To be published shortly in
Snapshots and Towards a New Novel
by Alain Robbe-Grillet, translated by Barbara Wright,
John Calder (Publishers) Ltd, 18 Brewer Street, w.i, at 35s.

Once we had crossed the line of rocks, which until then had been obstructing our view, we were again able to see the mainland, the hill with the pine-wood, the two white cottages and the bottom of the gently sloping road we had come along. We had been right round the island.

And yet, if we recognized the landscape over on the mainland without difficulty, the same could not be said of the narrow sound which separated us from it, and even less of the shore where we were now. It was therefore several minutes before we finally realized that the passage back to the mainland had been cut off.

We ought to have seen it at a glance. The road, cut out of the hill-side, ran down parallel to the strand and, at shore-level, with an abrupt bend to the right, joined a stone causeway, wide enough for a car, which made it possible to cross the sound at low tide without getting one’s feet wet. At the bend there was a high bank shored up by a low wall against which the road abutted; seen from the place where we were now, it hid the beginning of the causeway from our eyes. The rest of the causeway was under water. It was merely the change in our viewpoint that had confused us for a moment; this time we were on the island and, what was more, we had come from the opposite direction, walking north, while the end of the road was facing south.

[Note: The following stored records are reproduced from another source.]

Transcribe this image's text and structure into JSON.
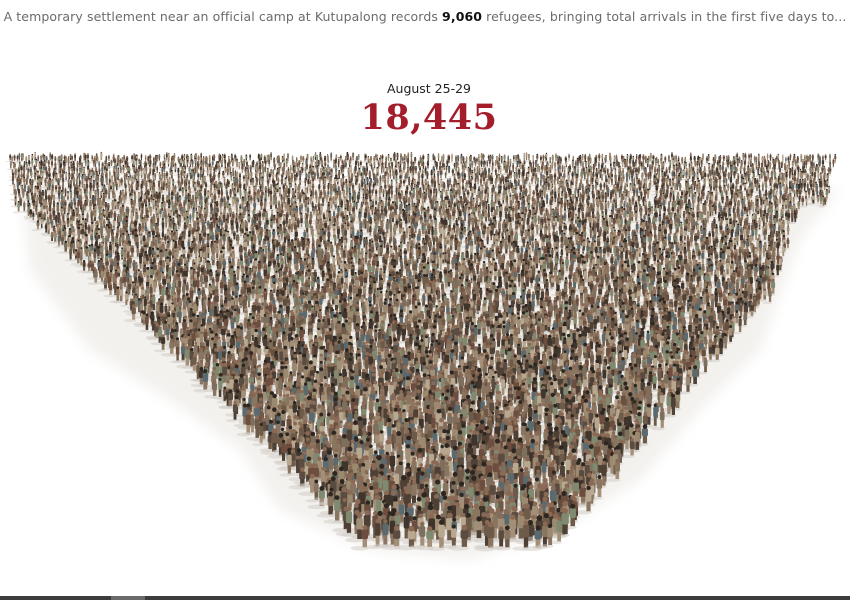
{
  "caption": {
    "prefix": "A temporary settlement near an official camp at Kutupalong records ",
    "highlight": "9,060",
    "suffix": " refugees, bringing total arrivals in the first five days to..."
  },
  "counter": {
    "period": "August 25-29",
    "total": "18,445",
    "color": "#a41d2b"
  },
  "illustration": {
    "subject": "crowd of refugees",
    "palette": [
      "#6e5a48",
      "#8a7560",
      "#4e4034",
      "#a38f77",
      "#5b6a6e",
      "#7d6f5e",
      "#3f352d",
      "#9b8a70",
      "#6d4e3e",
      "#7f8a70",
      "#b8a890",
      "#5a4c40"
    ]
  },
  "scroll": {
    "progress": 0.13
  }
}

From the top of the hill we can see the road leading down to the causeway, just past the bend where two or three isolated pine trees are growing, with the sound on the right, and the island, which isn’t yet quite an island. The water is as calm as pond water, and is nearly up to the top of the stone causeway, whose smooth, brown surface has the same worn look as the nearby rocks. Its greenish patches of delicate, mossy algae, half-discoloured by the sun, prove that it is frequently submerged, and for long periods. At the other end of the mole, as at this end, the causeway rises imperceptibly to join the mud path that crosses the islet; on that bank, though, the path is afterwards quite level and forms a very wide angle with the mole. Although there is no bank to justify its presence, a low wall—symmetrical to the other one—also protects the left side of the passage across the water, from the beginning of the slope as far as the upper limit of the shore—where the uneven pebbles give way to brushwood. The vegetation of the island seems even more dried up than the dusty and yellowed vegetation that surrounds us.

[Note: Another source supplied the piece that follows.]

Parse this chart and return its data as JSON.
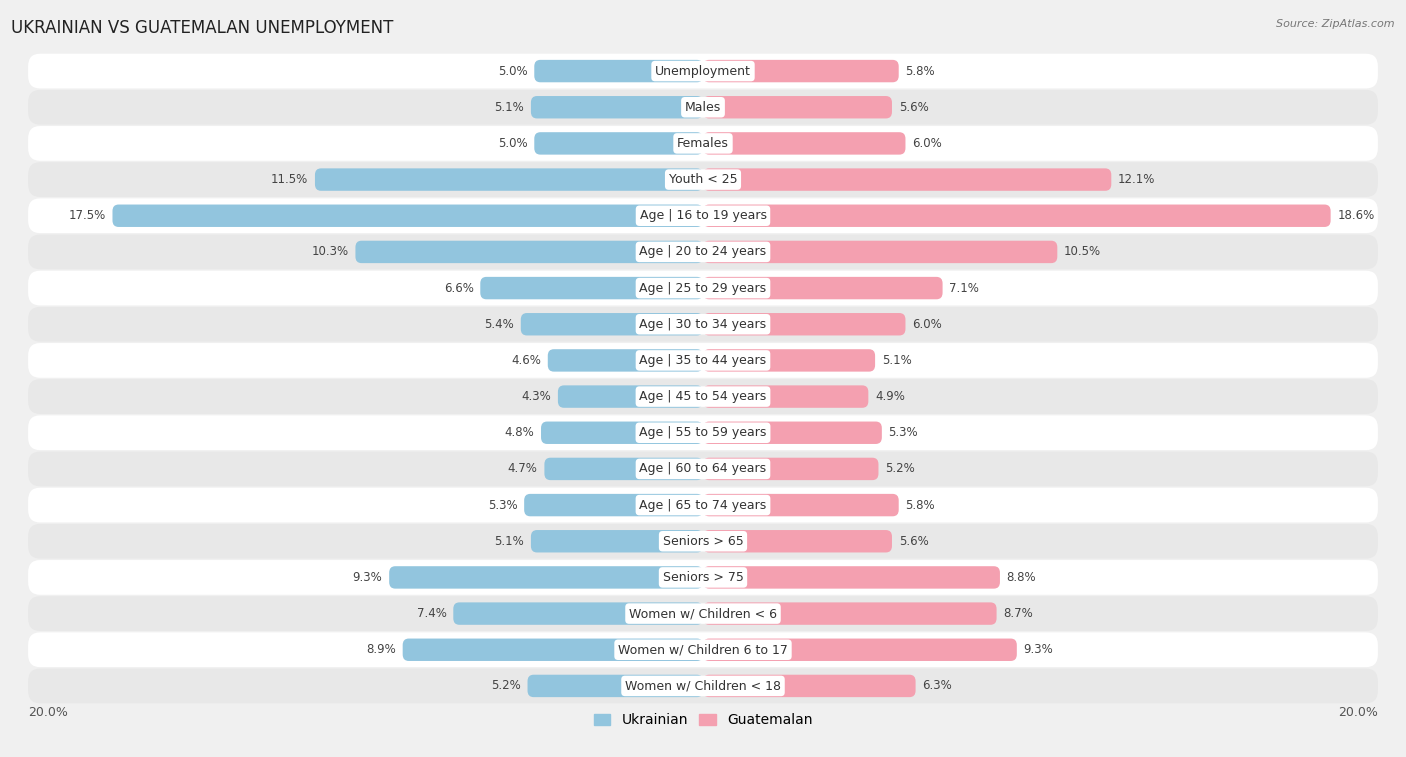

We walk down the road cut out of the hill towards the causeway. There are two fishermen’s cottages by it on the left: their walls have been newly roughcast and recently whitewashed: the only stones still visible are the freestones round the apertures—a low door, and a small, square window. The windows and doors are closed, the glass covered by solid wooden shutters, painted a vivid blue.

Lower down, above the side of the road cut out of the hillside, there is a vertical yellow clay wall, as tall as a man, broken here and there by laminae with cracks bristling with sharp edges; a straggling bramble and hawthorn hedge crowns the general effect, cutting off the view of the heath and the pine-wood. On our right, though, the road is only bordered by a narrow bank, hardly a step or two high, so that our gaze falls straight on to the rocks on the beach, the motionless water of the sound, the stone mole, and the little island.